Even better, it frees Zuckerberg from the need to waste time spinning about issues that are totally out of his hands. Facebook’s financial future depends on many variables that are hard, or even impossible, to predict. One strength of the company is that, in principle, it’s totally global. It works just as well in Florida as in the Philippines. But maps of Facebook usage show weird blank spots, including all of China, where, for political reasons, the service can’t be accessed. Whether that billion-strong market is opened to the company has huge implications for its future. So does the question of whether India’s government gets its act together and lets the world’s second-largest country enjoy a couple of decades of China-style supercharged growth. If those 2-billion-plus people become as lucrative to Facebook as the average American, that’s great for the company. If not, the outlook is a good deal worse. Investor sentiment about the likelihood of these outcomes is an important driver of Facebook’s price, but there’s nothing Zuckerberg can do about it.
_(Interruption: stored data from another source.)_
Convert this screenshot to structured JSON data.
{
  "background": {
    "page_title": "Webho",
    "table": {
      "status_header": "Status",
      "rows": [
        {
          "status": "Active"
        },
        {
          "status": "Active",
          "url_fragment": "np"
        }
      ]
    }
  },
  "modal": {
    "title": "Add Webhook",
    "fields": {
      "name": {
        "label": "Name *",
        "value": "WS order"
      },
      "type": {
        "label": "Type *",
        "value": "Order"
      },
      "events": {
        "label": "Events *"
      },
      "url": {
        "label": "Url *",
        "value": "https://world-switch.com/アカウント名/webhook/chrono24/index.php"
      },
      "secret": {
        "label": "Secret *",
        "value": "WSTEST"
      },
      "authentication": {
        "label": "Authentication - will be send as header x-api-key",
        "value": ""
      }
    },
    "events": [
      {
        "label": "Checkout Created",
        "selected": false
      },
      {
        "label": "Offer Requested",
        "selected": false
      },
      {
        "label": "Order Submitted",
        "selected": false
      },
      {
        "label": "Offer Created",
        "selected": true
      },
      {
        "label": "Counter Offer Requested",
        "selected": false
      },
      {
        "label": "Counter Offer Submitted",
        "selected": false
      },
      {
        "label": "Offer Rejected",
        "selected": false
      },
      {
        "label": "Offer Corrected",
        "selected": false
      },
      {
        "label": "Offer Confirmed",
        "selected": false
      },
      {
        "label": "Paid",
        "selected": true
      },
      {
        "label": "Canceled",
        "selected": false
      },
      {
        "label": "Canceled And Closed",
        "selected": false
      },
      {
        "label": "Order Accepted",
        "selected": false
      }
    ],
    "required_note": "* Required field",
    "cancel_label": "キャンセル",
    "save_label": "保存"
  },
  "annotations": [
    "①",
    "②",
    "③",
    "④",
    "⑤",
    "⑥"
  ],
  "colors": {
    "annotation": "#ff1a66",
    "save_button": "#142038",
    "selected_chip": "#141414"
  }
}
And yet, even though much of the uncertainty around Facebook’s future is out of the CEO’s hands, the market’s strong response to Zuckerberg’s talk shows that he can affect perceptions of the future outlook. A Facebook CEO who wants to do right by his shareholders would learn the lesson that he needs to spend less time running the company and more time talking about it. Indeed, the CEO of a normal public company that experienced this kind of share price collapse would essentially have to. He would have to, even though on some level it’s perfectly obvious that shifting focus in this way would be a poor use of his time. Freeing Zuckerberg from that kind of burden is the company’s best hope for navigating what continues to be a challenging environment for any company (Slate and its parent company included) that largely depends on online display advertising for revenue.
Facebook’s unorthodox, shareholder-screwing governance structure gives Zuckerberg precisely that freedom. There’s no guarantee that anything he does will vindicate the company’s once-lofty share price, but the fact that the CEO is able to ignore shareholder interests is one of the best reasons for optimism that he can.